Dila mencoba berpikir. Setelah mengerti ia malah memukul lengan Bara.
"Dasar kamu ya."
"Ya dirobekkan?"
"Kan dijahit lagi Bara," ucap Dila tanpa sadar.
"Masih disisakan?" Canda Bara mendapatkan pelototan dari Dila. "Maaf Dil. Hanya bercanda." Jari Bara membentuk huruf V.
"Kamu bisa enggak mesum Bar? Dari dulu mesumnya enggak berubah." Dila keceplosan.
"Apa maksud kamu." Bara mendekati Dila lalu mengguncang tubuh wanita itu.
"Gapapa. Aku salah bicara." Dila membuang muka.
"Katakan sebenarnya siapa kamu?"
"Aku Dila."
"Bukan itu maksudku. Kamu seperti mengenalku dari dulu. Siapa kamu." Bara marah lalu memarahi Dila.
"Aku tidak kenal kamu. Kita baru bertemu disini."
"Terlihat sekali kamu berbohong. Katakan siapa kamu? Jika tidak?" Bara menebarkan ancaman.
"Jika tidak apa?" Dila keluar dari laut. Tubuhnya gemetar jika Bara ingat semuanya. Lebih baik Bara lupa daripada ingat jika ia meninggalkan pria itu.
"Jangan menantang aku Dil."
"Aku tidak menantang Bar. Aku hanya..." Dila menggantung kata-katanya beberapa saat. "Aku hanya tidak ingin kita bertengkar. Kita hanya orang asing yang dipertemukan di pesta sangeet putri Tuan Irfan Khan. Tidak lebih. Meski kita berasal dari negara yang sama belum tentu kita saling mengenal."

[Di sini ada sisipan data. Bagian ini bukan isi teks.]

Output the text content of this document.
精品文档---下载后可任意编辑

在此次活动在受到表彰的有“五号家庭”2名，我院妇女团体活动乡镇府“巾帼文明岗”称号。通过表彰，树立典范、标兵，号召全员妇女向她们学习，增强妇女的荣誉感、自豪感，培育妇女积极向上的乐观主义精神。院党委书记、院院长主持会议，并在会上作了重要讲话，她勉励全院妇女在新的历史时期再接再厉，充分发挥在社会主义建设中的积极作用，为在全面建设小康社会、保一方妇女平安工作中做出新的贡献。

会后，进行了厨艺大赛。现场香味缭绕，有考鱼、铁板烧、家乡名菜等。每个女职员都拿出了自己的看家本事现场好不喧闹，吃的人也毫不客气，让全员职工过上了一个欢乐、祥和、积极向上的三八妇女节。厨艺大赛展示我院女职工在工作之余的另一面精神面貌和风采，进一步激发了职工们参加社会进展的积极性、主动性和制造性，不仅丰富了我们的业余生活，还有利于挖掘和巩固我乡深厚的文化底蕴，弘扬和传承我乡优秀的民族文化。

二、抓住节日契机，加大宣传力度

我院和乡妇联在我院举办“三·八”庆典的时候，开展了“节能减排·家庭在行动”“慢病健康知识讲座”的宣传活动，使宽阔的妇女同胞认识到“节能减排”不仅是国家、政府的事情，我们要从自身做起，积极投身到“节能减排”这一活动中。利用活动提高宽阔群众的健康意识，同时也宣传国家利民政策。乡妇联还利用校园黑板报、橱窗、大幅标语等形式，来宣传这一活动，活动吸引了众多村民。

"Tatap mataku. Katakan semua!" Titah Bara meminta Dila menatap matanya namun perempuan itu membuang muka.
"Tatap aku Dila," hardik Bara dengan suara bariton.

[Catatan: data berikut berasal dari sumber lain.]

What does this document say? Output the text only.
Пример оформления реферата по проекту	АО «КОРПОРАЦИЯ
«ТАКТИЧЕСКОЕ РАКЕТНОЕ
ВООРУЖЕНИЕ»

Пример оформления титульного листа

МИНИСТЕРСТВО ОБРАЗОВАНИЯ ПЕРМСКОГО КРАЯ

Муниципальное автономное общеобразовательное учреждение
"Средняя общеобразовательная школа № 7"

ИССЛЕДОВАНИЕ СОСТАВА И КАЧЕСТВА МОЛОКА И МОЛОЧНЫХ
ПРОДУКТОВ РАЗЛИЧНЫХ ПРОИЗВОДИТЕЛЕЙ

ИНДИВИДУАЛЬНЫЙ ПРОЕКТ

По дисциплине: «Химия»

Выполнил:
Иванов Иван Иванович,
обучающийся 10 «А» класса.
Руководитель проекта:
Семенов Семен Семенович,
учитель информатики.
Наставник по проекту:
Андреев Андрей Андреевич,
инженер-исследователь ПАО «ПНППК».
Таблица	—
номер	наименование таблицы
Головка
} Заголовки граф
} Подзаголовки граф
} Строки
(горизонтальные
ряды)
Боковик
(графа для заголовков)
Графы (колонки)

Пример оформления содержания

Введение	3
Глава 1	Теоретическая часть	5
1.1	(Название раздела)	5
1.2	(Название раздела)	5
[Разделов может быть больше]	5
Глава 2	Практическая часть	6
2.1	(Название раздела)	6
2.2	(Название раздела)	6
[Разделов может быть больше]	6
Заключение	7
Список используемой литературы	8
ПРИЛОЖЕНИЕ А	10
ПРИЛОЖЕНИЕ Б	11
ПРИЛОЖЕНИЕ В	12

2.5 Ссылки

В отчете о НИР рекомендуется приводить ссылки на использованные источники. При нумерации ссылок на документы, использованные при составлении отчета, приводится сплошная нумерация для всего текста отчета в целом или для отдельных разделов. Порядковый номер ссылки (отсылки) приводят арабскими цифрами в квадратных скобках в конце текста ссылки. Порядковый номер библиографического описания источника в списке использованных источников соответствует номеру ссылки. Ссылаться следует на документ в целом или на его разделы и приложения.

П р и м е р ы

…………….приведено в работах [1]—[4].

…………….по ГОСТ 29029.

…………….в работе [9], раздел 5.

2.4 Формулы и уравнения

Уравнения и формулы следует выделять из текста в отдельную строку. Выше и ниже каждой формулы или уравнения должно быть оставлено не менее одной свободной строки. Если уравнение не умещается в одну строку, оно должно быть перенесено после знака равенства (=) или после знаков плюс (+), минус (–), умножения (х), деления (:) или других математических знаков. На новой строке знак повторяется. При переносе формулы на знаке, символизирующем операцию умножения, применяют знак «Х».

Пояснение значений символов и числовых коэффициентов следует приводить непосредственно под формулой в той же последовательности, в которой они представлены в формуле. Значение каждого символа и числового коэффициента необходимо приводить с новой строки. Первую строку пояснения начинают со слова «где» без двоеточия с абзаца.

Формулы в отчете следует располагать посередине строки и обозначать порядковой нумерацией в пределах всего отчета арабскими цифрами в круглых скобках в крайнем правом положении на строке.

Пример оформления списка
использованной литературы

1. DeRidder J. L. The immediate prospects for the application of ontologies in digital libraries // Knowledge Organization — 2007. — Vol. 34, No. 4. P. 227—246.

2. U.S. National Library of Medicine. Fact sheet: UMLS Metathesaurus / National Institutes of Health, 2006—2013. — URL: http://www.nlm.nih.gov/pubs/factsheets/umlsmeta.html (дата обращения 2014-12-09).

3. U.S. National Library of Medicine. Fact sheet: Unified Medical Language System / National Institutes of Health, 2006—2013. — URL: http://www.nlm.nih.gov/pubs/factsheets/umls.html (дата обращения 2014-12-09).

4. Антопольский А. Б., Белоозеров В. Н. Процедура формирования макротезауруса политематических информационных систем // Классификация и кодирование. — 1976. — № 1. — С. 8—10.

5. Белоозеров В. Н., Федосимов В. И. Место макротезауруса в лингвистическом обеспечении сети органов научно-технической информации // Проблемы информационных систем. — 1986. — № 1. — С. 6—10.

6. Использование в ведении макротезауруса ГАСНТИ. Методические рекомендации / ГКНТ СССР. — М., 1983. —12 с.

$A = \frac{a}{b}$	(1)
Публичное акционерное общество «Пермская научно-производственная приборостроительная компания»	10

Dila terhenyak. Untuk pertama kalinya ia dihardik Bara. Sakit ia rasakan ketika pria yang telah memberikannya tiga orang anak menghardiknya. Dila menangis.
"Kenapa kamu menangis?"
"Tidak apa-apa." Dila menghapus air matanya.
"Katakan jika kamu tahu sesuatu. Jika kamu bohong. Aku jamin tidak akan kembali pada keluargamu. Aku hilang ingatan karena aku ditembak orang tidak dikenal. Peluru yang ia tembakkan menembus kepalaku."

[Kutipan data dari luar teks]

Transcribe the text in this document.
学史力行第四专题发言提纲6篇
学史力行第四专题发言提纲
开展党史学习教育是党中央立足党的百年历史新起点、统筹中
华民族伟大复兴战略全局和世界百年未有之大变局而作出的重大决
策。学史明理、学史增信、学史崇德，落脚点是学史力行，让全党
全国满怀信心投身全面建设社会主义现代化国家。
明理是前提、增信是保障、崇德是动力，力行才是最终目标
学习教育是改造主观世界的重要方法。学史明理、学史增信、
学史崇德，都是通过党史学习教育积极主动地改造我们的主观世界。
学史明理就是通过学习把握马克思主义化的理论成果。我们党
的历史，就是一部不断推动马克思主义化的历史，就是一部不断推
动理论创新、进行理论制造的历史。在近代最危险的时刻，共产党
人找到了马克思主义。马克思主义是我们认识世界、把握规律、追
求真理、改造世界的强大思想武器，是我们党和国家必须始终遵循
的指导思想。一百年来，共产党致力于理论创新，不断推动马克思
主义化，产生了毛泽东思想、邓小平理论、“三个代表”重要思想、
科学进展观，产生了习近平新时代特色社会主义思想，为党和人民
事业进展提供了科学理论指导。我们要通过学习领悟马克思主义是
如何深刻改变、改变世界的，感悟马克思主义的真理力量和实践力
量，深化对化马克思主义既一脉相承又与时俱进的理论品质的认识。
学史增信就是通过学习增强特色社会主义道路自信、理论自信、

"Apa?" Dila kaget hingga mulutnya menganga. Bara ditembak di kepala?
"Aku koma hingga tiga bulan. Dirawat di Singapura. Ketika bangun dari koma, malah tidak tahu dengan diriku sendiri. Namaku saja tidak ingat." Bara bercerita dengan wajah muram.
Ada rasa bersalah menghantuinya. Dila menyentuh dadanya yang berdebar.
"Kapan kejadiannya?" Bara menyebutkan tanggal kejadian penembakan.
[ Ya Tuhan. Itu tepat saat aku meninggalkan kamu dan aku baru tahu sedang hamil triplets. Apa yang telah terjadi sebenarnya Bar. Aku pikir kamu tidak akan apa-apa ketika aku tinggalkan. Apakah kamu mengalami penembakan ketika mencariku ]
"Kenapa kamu diam?" Bara menatap Dila penuh selidik. Hati kecilnya berkata jika Dila orang yang penting dalam hidupnya.